For a more stringent second-strand cDNA synthesis directed by T7SL primer, we also developed a modified protocol using Platinum® Pfx DNA Polymerase (Life Technologies, #11708013) for second-strand cDNA synthesis at 68 °C instead of 16 °C, and primer annealing at a higher temperature, when using the DNA polymerase of MessageAmp™ II aRNA Kit. In this case, after RNA degradation with RNase H, single-strand cDNA were mixed with T7SL primer (1 μM) and Platinum® Pfx DNA polymerase mix (5 μl 10× Pfx amplification buffer, 1 μl 50 mM MgSO4 and 1 μl polymerase) in a final volume of 50 μl. Sample was placed on a thermal cycler as following: 95 °C for 3 min (denaturing), 55 °C for 10 min (T7SL annealing) and 68 °C for 30 min (second-strand cDNA synthesis). cDNA purification, in vitro transcription and aRNA purification was performed as described above.
RNA quantification and length distribution assessment
Amplified RNA was quantified using Qubit RNA HS Assay Kit (#Q32852) in a Qubit® 2.0 fluorometer (Life Technologies).

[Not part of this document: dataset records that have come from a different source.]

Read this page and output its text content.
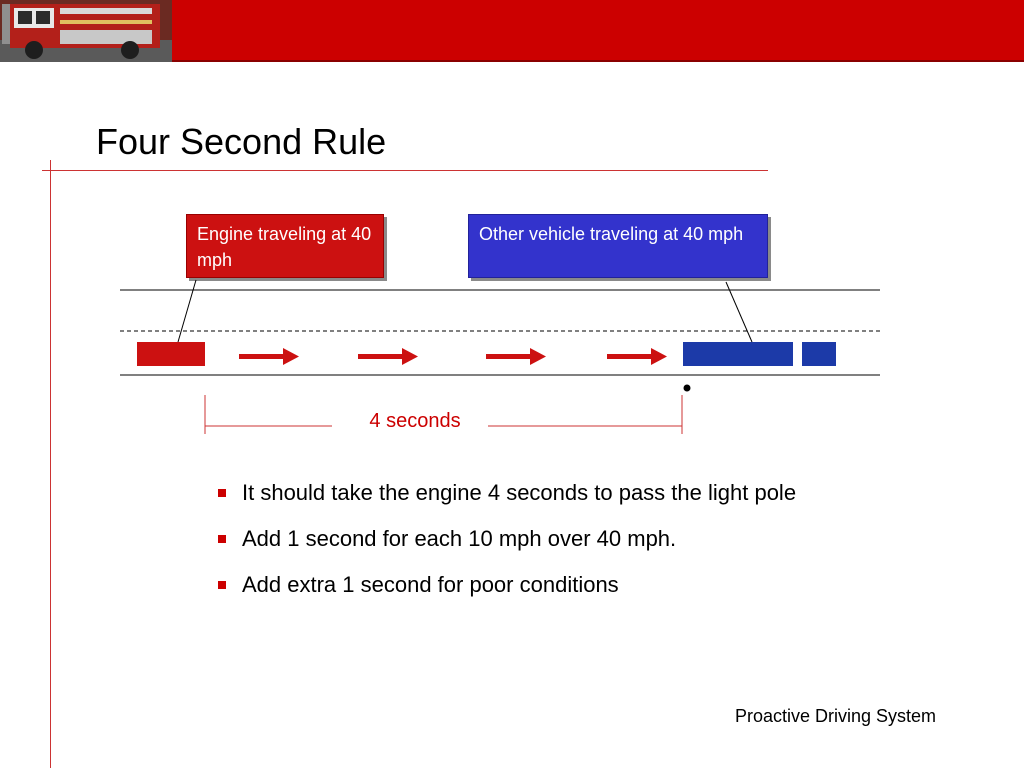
Four Second Rule
Engine traveling at 40 mph
Other vehicle traveling at 40 mph
4 seconds
It should take the engine 4 seconds to pass the light pole
Add 1 second for each 10 mph over 40 mph.
Add extra 1 second for poor conditions
Proactive Driving System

For length distribution analysis, aRNA concentration was adjusted to 1 ng μl−1 and analyzed on an Agilent 2100 Bioanalyzer with RNA 6000 Pico LabChip kit, according to the manufacturer’s instructions.
Sample preparation and sequencing
Negative control aRNA samples, generated from pure HeLa RNA, were sequenced in Omega Bio-Tek Inc. (Norcross, GA, USA) using the Illumina 2 × 100 paired-end sequencing method. All other samples were sequenced in the DNA Sequencing platform of Instituto Carlos Chagas (Curitiba, PR, Brazil) using SOLiD™ 1 × 50 single-end sequencing method.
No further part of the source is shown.